HOLOPIS.COM, JAKARTA – Menko Polhukam, Mahfud MD mengklaim, ada beberapa faktor yang menyebabkan kasus pelanggaran Hak Asasi Manusia (HAM) tidak bisa dilanjutkan ke proses persidangan.
Padahal, di satu sisi Mahfud mengungkapkan bahwa dirinya ditekan oleh Presiden Jokowi untuk memajukan seluruh perkara yang puluhan tahun berjalan di Komnas HAM tersebut dibawa ke persidangan.
Namun, harapan Jokowi pun harus tertahan karena Jaksa Agung menolak untuk membawa seluruh permasalahan tersebut dibawa ke pengadilan.
“Jaksa Agung nggak mau. Ya kalau saya bawa semua ke pengadilan, dan sesuatu yang tidak ada buktinya berarti tidak profesional. Malu kami nanti,” kata Mahfud dalam keterangannya yang dikutip Holopis.com, Rabu (2/11).
Kesulitan yang dialami, sebagai contoh kasus adalah kekerasan tahun 1965 yang dianggap sebagai pelanggaran HAM berat, Mahfud berdalih tidak lagi memiliki bukti atas kejadian tersebut.
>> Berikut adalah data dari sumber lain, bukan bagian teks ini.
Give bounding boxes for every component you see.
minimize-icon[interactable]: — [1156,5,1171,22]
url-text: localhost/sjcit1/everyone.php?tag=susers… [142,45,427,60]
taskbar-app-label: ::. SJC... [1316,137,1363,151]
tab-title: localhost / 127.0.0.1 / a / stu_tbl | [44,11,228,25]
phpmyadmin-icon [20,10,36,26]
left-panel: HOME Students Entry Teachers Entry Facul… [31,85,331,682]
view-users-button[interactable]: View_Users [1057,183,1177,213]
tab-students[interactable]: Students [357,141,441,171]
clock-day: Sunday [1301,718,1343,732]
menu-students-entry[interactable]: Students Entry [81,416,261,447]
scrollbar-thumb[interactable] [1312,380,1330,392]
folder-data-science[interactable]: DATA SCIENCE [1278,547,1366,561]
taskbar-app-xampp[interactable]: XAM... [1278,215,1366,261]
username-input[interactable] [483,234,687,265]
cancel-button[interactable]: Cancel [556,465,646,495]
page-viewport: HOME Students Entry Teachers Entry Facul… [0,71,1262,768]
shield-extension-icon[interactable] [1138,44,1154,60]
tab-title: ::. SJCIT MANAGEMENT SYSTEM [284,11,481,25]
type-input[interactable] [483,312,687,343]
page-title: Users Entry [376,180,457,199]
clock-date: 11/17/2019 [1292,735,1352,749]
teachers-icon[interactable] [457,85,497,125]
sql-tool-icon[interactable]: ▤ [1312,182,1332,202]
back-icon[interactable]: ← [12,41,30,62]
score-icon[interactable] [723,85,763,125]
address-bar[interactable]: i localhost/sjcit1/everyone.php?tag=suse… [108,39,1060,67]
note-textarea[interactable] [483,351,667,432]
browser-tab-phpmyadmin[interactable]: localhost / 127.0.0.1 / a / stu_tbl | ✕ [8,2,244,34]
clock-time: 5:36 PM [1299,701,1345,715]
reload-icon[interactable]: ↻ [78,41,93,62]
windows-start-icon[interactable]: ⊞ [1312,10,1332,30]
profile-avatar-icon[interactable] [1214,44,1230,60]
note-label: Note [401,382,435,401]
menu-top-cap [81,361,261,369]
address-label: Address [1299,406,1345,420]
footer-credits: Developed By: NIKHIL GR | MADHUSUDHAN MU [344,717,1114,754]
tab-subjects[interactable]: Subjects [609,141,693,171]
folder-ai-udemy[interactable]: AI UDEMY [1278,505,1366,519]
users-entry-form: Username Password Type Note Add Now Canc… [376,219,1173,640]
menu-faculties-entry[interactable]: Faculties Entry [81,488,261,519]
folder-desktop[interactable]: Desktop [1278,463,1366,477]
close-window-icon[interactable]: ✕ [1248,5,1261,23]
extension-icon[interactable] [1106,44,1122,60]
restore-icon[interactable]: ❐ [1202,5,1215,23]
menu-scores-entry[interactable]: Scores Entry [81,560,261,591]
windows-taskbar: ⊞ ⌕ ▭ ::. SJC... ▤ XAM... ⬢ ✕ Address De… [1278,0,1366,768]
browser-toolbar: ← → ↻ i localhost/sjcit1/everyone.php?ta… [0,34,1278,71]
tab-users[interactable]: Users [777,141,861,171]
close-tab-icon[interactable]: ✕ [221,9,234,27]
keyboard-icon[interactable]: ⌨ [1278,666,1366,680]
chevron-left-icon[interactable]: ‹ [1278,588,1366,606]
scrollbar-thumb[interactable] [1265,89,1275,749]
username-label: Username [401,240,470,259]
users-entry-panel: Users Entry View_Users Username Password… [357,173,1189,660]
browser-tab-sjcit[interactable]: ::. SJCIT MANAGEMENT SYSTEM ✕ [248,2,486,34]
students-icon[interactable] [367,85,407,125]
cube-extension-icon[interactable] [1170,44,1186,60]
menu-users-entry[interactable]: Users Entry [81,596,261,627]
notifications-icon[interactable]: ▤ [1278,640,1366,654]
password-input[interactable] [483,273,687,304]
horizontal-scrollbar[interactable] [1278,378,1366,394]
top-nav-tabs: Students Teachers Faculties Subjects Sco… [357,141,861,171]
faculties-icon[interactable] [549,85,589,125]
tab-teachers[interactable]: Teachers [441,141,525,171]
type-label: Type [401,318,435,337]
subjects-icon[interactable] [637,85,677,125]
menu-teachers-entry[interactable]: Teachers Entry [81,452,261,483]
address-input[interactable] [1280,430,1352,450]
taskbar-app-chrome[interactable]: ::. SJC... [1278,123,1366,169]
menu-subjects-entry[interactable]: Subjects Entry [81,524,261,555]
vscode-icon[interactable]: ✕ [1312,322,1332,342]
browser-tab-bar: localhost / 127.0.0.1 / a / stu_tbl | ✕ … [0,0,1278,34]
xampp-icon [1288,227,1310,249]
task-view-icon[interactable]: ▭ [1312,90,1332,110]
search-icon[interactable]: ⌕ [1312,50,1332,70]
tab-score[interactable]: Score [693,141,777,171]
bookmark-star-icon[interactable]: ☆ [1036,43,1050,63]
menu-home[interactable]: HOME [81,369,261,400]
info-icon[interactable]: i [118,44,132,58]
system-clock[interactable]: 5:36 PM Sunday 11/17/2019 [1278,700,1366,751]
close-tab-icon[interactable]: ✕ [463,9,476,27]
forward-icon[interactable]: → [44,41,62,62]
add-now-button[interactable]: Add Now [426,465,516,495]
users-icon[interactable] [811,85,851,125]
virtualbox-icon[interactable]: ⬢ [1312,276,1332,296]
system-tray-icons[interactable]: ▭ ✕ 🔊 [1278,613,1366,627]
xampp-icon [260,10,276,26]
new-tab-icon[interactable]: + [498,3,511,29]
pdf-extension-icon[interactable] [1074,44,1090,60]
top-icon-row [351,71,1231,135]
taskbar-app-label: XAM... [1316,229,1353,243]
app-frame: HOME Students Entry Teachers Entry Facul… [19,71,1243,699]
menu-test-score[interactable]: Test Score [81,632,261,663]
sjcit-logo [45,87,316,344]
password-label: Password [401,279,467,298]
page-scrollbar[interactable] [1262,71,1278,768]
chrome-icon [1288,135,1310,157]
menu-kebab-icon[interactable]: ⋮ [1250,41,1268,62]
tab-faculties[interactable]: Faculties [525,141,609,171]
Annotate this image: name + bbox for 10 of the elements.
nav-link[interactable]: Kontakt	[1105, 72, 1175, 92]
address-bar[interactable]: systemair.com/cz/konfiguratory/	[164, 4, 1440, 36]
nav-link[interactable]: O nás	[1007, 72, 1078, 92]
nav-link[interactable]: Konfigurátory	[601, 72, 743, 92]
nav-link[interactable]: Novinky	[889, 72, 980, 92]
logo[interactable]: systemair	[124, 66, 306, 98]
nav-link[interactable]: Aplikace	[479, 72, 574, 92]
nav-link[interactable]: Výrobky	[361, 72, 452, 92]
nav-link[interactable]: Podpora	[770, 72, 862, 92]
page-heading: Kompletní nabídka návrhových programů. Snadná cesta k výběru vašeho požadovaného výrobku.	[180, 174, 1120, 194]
“Dulu pada saat mau dibawa ke pengadilan itu tidak bisa, diserahkan ke Jaksa Agung tidak bisa, karena tidak ada bukti,” ungkapnya.
Contoh kasus lainnya yakni kasus kekerasan di Timor Timur ke pengadilan yang lagi-lagi minim barang bukti untuk ditunjukan di persidangan.
“38 orang itu kita bawa ke pengadilan setelah izin Komnas HAM, dan 38 orang itu bebas semua karena buktinya tidak ada,” bebernya.
Oleh karena itulah, keberadaan Tim Penyelesaian Non-Yudisial Pelanggaran Hak Asasi Manusia (PPHAM) diharapkan bisa bersinergi dengan Komnas HAM dalam mencocokkan bukti-bukti pelanggaran HAM.
PPHAM, lanjut Mahfud, akan berfokus pada pencarian korban bukan pelaku yang menjadi tugas Komnas HAM.
“Kalau pelakunya biar Komnas HAM saja yang urus. Biar DPR yang memutuskan. Biar Jaksa Agung yang bicara ke DPR. Karena kita cari pelakunya sulit sekali untuk penyelesaian ke pengadilan,” pungkasnya.